TEMOIGNAGE INVENTÉ DE MAXIME DEPERSE, ANCIEN TAULARD. 

 " Une décennie. Quand j'y pense, c'est vrai que je me rends plus bien compte. Et pourtant, ça fait même pas un mois que je suis sorti du trou. Ou peut-être que je veux pas me rendre compte. L'inconscient ça influence comment on perçoit le temps. Je l'ai lu dans un livre pendant le temps que j'étais au trou. Je m'emmerdais tellement que je me suis mis à la lecture. Quand tes heures de promenade c'est 2h par jour pour 20 minutes seulement et que tu peux jamais regarder la télé tranquille, bah faut bien trouver une occupation... Et puis bon, le traffic de drogues, très peu pour moi en taule, je voulais pas prendre le risque de replonger. 10 ans, ça calme. Et encore, avec la réduction de peine, parce que je me suis tenu à carreaux. Bah je vous jure que là je suis parti pour me ranger... 

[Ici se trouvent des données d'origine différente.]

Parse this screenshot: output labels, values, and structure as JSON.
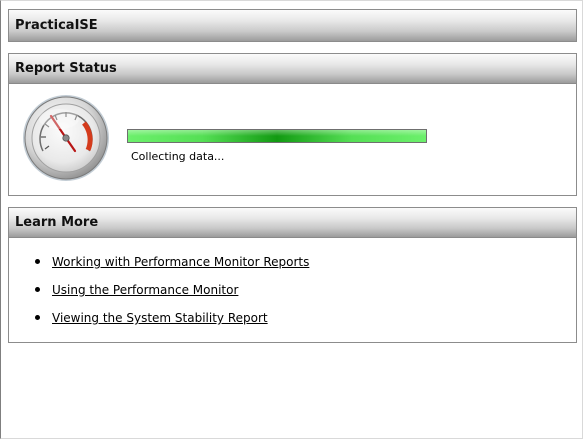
{
  "panels": {
    "top": {
      "title": "PracticaISE"
    },
    "status": {
      "title": "Report Status",
      "progress_fraction": 1.0,
      "progress_text": "Collecting data...",
      "icon": "performance-gauge-icon"
    },
    "learn_more": {
      "title": "Learn More",
      "links": [
        {
          "label": "Working with Performance Monitor Reports"
        },
        {
          "label": "Using the Performance Monitor"
        },
        {
          "label": "Viewing the System Stability Report"
        }
      ]
    }
  },
  "colors": {
    "progress_green": "#5ce65c",
    "progress_dark": "#129a12",
    "gauge_red": "#d43b1c"
  }
}
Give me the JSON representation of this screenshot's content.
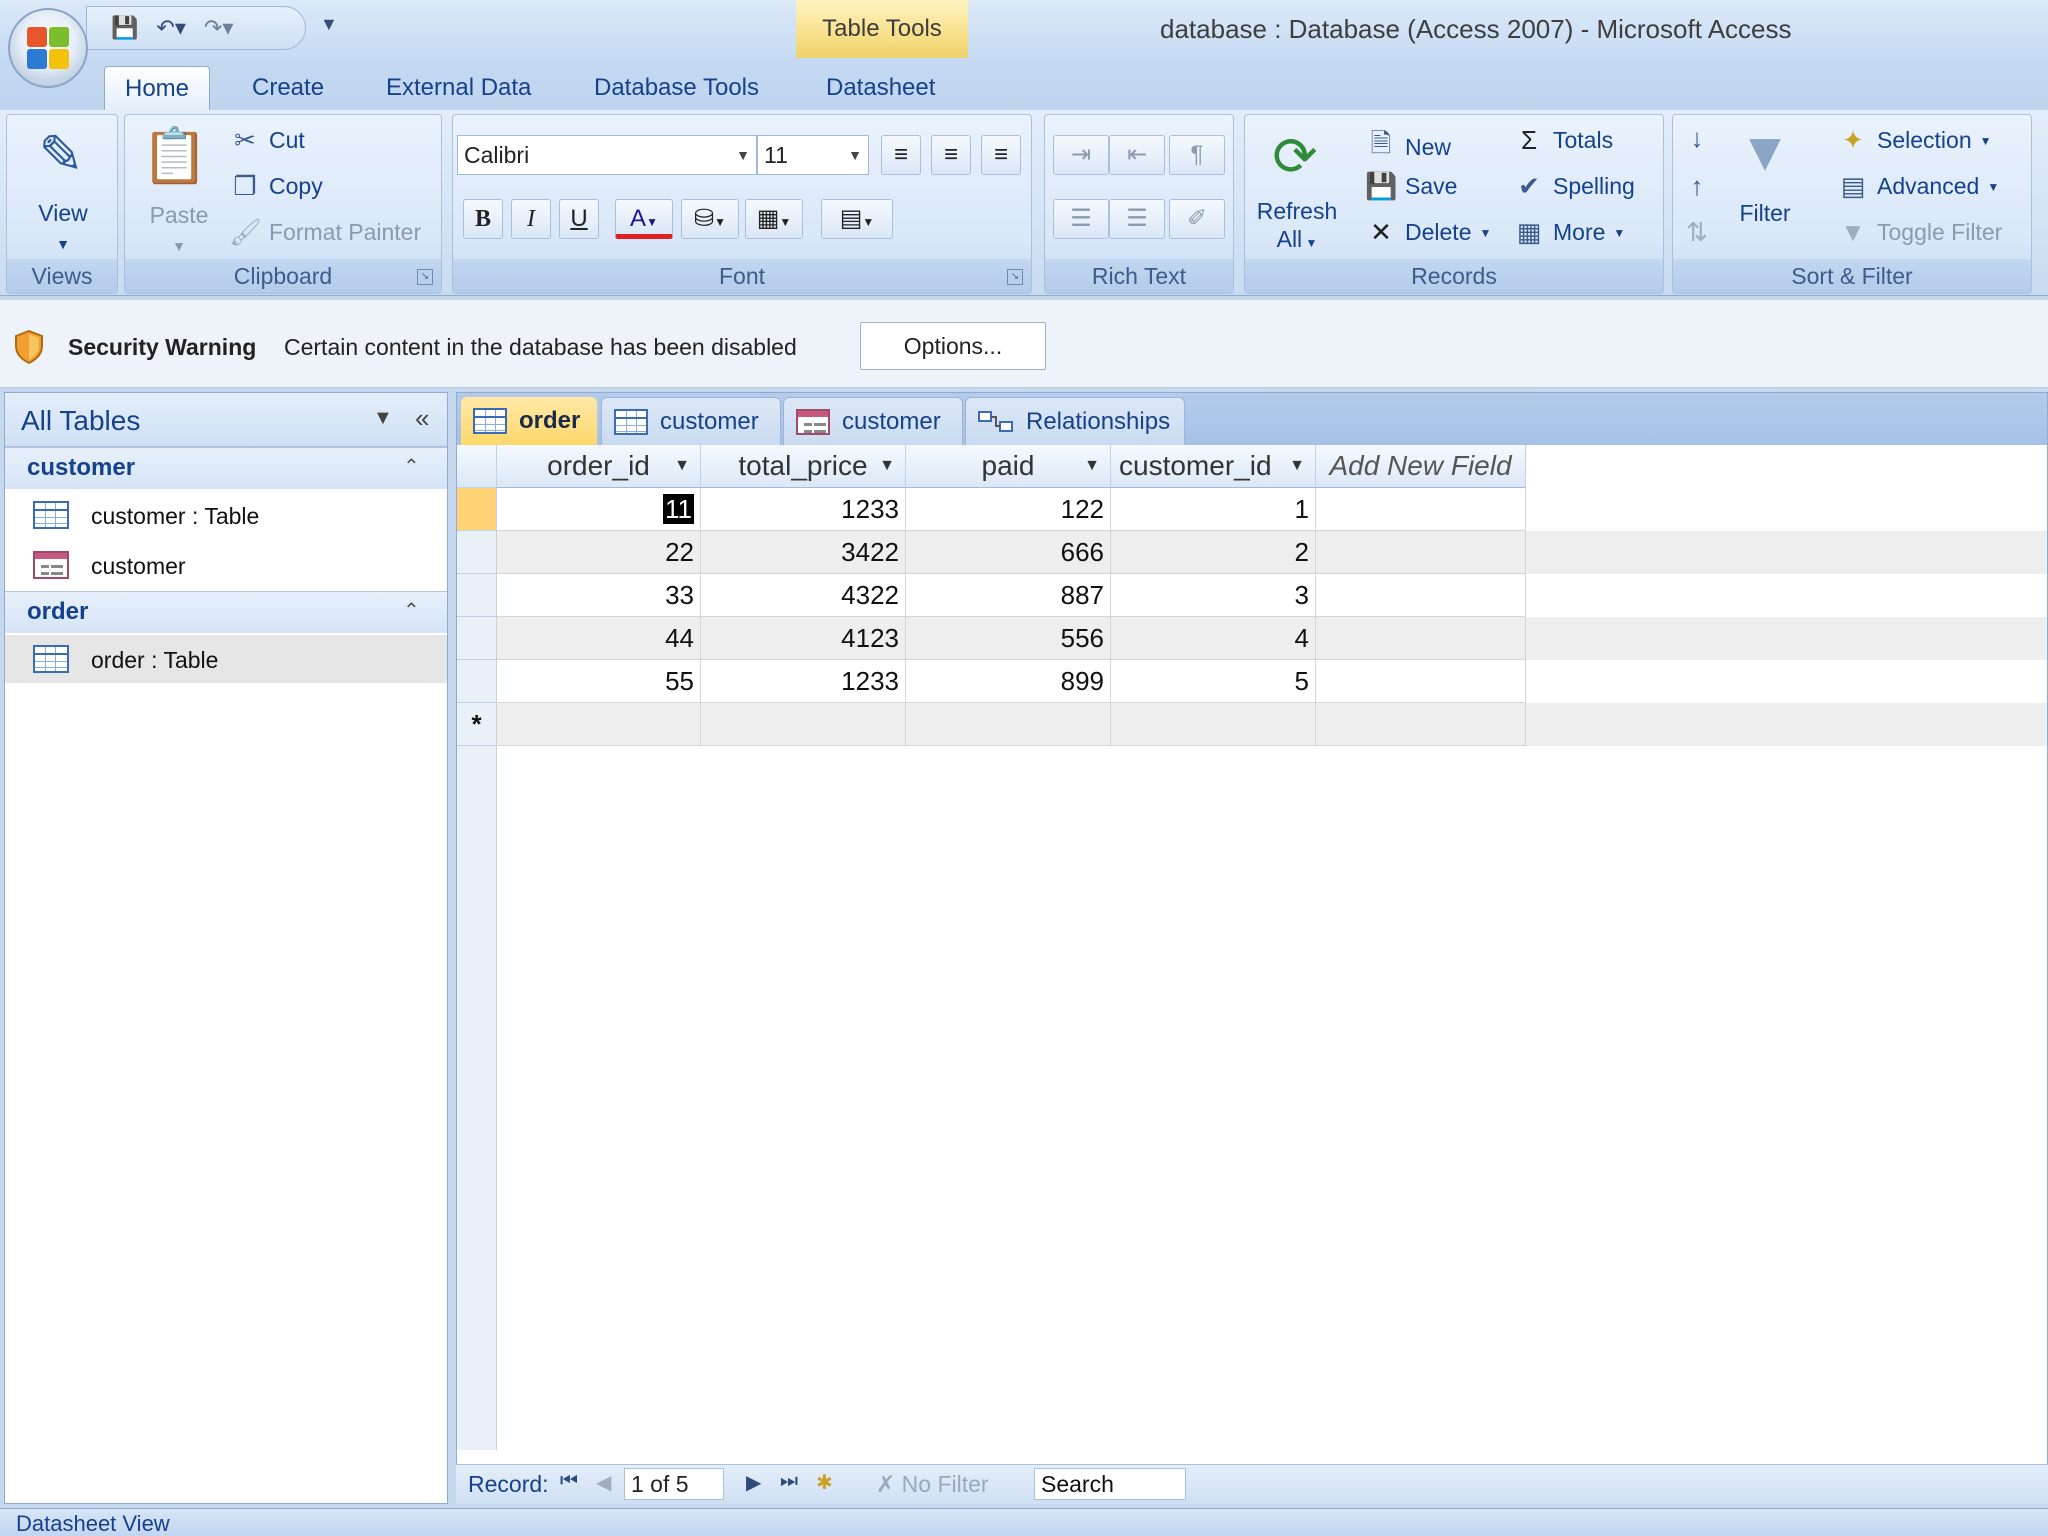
{
  "window": {
    "title": "database : Database (Access 2007) - Microsoft Access",
    "contextual_tab": "Table Tools"
  },
  "ribbon": {
    "tabs": [
      "Home",
      "Create",
      "External Data",
      "Database Tools",
      "Datasheet"
    ],
    "active_tab": "Home",
    "views": {
      "label": "Views",
      "view": "View"
    },
    "clipboard": {
      "label": "Clipboard",
      "paste": "Paste",
      "cut": "Cut",
      "copy": "Copy",
      "format_painter": "Format Painter"
    },
    "font": {
      "label": "Font",
      "family": "Calibri",
      "size": "11"
    },
    "rich_text": {
      "label": "Rich Text"
    },
    "records": {
      "label": "Records",
      "refresh": "Refresh",
      "refresh_all": "All",
      "new": "New",
      "save": "Save",
      "delete": "Delete",
      "totals": "Totals",
      "spelling": "Spelling",
      "more": "More"
    },
    "sort_filter": {
      "label": "Sort & Filter",
      "filter": "Filter",
      "selection": "Selection",
      "advanced": "Advanced",
      "toggle_filter": "Toggle Filter"
    }
  },
  "security_bar": {
    "title": "Security Warning",
    "message": "Certain content in the database has been disabled",
    "options_button": "Options..."
  },
  "nav_pane": {
    "title": "All Tables",
    "groups": [
      {
        "label": "customer",
        "items": [
          {
            "label": "customer : Table",
            "icon": "table-icon"
          },
          {
            "label": "customer",
            "icon": "form-icon"
          }
        ]
      },
      {
        "label": "order",
        "items": [
          {
            "label": "order : Table",
            "icon": "table-icon",
            "selected": true
          }
        ]
      }
    ]
  },
  "doc_tabs": [
    {
      "label": "order",
      "icon": "table-icon",
      "active": true
    },
    {
      "label": "customer",
      "icon": "table-icon",
      "active": false
    },
    {
      "label": "customer",
      "icon": "form-icon",
      "active": false
    },
    {
      "label": "Relationships",
      "icon": "relationships-icon",
      "active": false
    }
  ],
  "datasheet": {
    "columns": [
      "order_id",
      "total_price",
      "paid",
      "customer_id",
      "Add New Field"
    ],
    "rows": [
      [
        "11",
        "1233",
        "122",
        "1"
      ],
      [
        "22",
        "3422",
        "666",
        "2"
      ],
      [
        "33",
        "4322",
        "887",
        "3"
      ],
      [
        "44",
        "4123",
        "556",
        "4"
      ],
      [
        "55",
        "1233",
        "899",
        "5"
      ]
    ],
    "new_row_marker": "*"
  },
  "record_nav": {
    "label": "Record:",
    "position": "1 of 5",
    "filter_status": "No Filter",
    "search_placeholder": "Search"
  },
  "status_bar": {
    "text": "Datasheet View"
  },
  "colors": {
    "accent": "#15428b",
    "active_tab": "#ffd86a",
    "ribbon": "#d4e3f5"
  }
}
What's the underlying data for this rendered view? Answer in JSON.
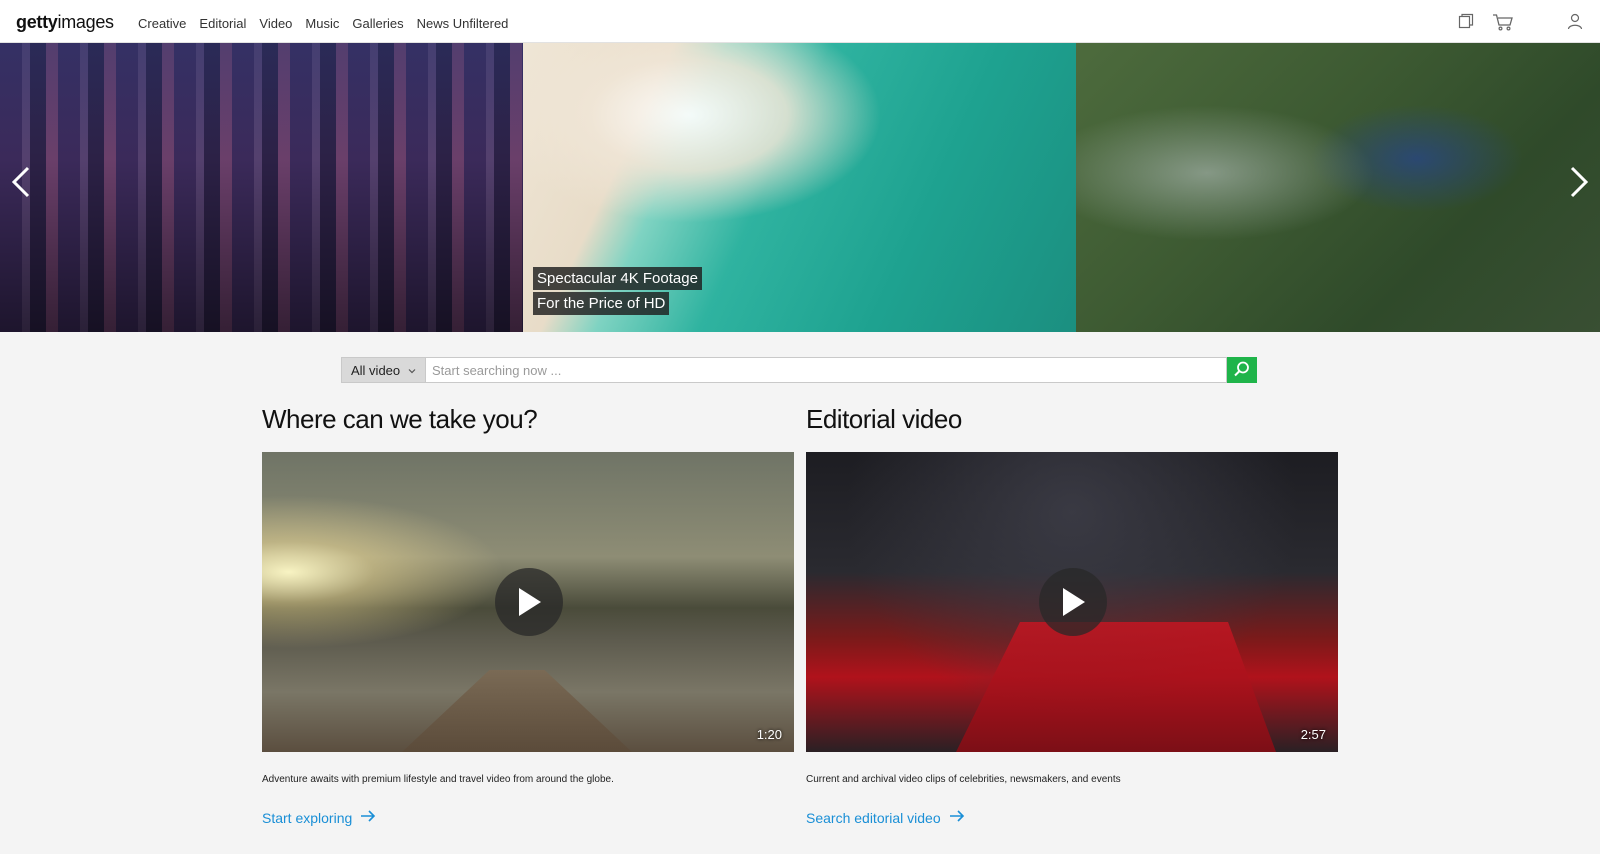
{
  "header": {
    "logo": {
      "part1": "getty",
      "part2": "images"
    },
    "nav": [
      "Creative",
      "Editorial",
      "Video",
      "Music",
      "Galleries",
      "News Unfiltered"
    ],
    "icons": [
      "boards-icon",
      "cart-icon",
      "account-icon"
    ]
  },
  "hero": {
    "caption_line1": "Spectacular 4K Footage",
    "caption_line2": "For the Price of HD"
  },
  "search": {
    "filter_selected": "All video",
    "placeholder": "Start searching now ...",
    "accent": "#1fb44a"
  },
  "sections": [
    {
      "title": "Where can we take you?",
      "duration": "1:20",
      "description": "Adventure awaits with premium lifestyle and travel video from around the globe.",
      "cta": "Start exploring"
    },
    {
      "title": "Editorial video",
      "duration": "2:57",
      "description": "Current and archival video clips of celebrities, newsmakers, and events",
      "cta": "Search editorial video"
    }
  ],
  "colors": {
    "link": "#1a8fd6",
    "background": "#f4f4f4"
  }
}
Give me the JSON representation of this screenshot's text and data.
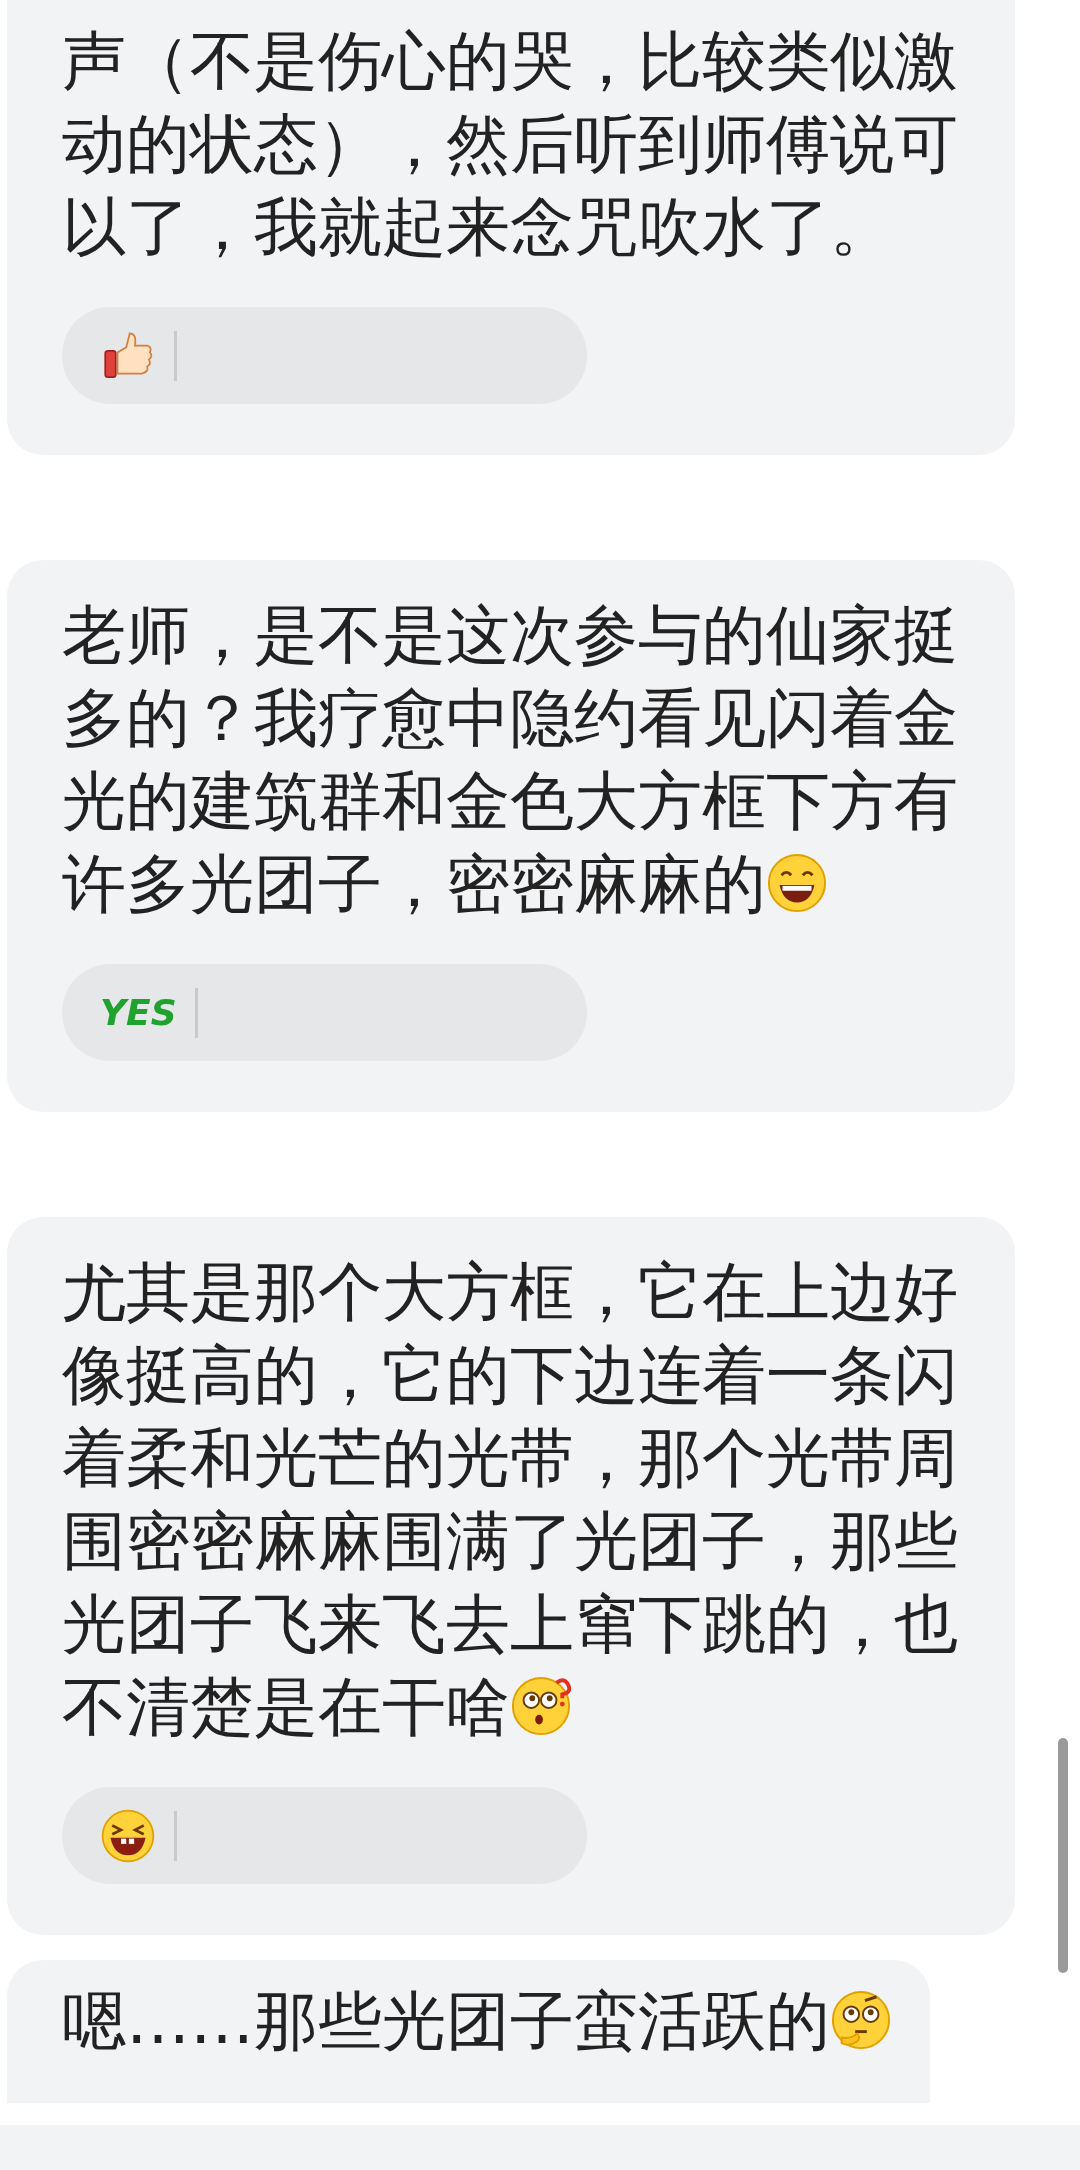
{
  "messages": [
    {
      "text": "声（不是伤心的哭，比较类似激动的状态），然后听到师傅说可以了，我就起来念咒吹水了。",
      "reaction": {
        "kind": "thumbs-up"
      }
    },
    {
      "text": "老师，是不是这次参与的仙家挺多的？我疗愈中隐约看见闪着金光的建筑群和金色大方框下方有许多光团子，密密麻麻的",
      "trailing_emoji": {
        "kind": "grin"
      },
      "reaction": {
        "kind": "text",
        "label": "YES"
      }
    },
    {
      "text": "尤其是那个大方框，它在上边好像挺高的，它的下边连着一条闪着柔和光芒的光带，那个光带周围密密麻麻围满了光团子，那些光团子飞来飞去上窜下跳的，也不清楚是在干啥",
      "trailing_emoji": {
        "kind": "puzzled"
      },
      "reaction": {
        "kind": "laugh"
      }
    },
    {
      "text": "嗯……那些光团子蛮活跃的",
      "trailing_emoji": {
        "kind": "thinking"
      }
    }
  ]
}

Je raconte tout ça parce que c'est la psy qui m'a conseillé d'avoir un journal intime. Elle dit que quand on sort de là, après autant de temps, on peut pas être en free-style, que c'est comme quelqu'un qui gagnerait au loto et du jour au landemain il a 1 million sur son compte. Il devient fou le mec, plus rien l'arrête, il fait plein de trucs interdits par la loi. Moi c'est un peu pareil,  juste avant de sortir c'est pas compliqué j'en rêvais de ma sortie. Mais vraiment, je rêvais que je faisais ma valise, de toute façon y a pas grand chose à foutre dedans, mais je rêvais chaque détail, la couleur de mes chaussettes, les trous dans mes caleçons, et tout et tout... Et aussi la jolie tête de la gardienne qui est de service le mardi, Cynthia... Je connais son prénom parce que j'ai filé 20 balles à une autre gardienne pour qu'elle me le donne. Son beau cul aussi... Putain je te l'enculerais à sec celle-là si je remets la main dessus !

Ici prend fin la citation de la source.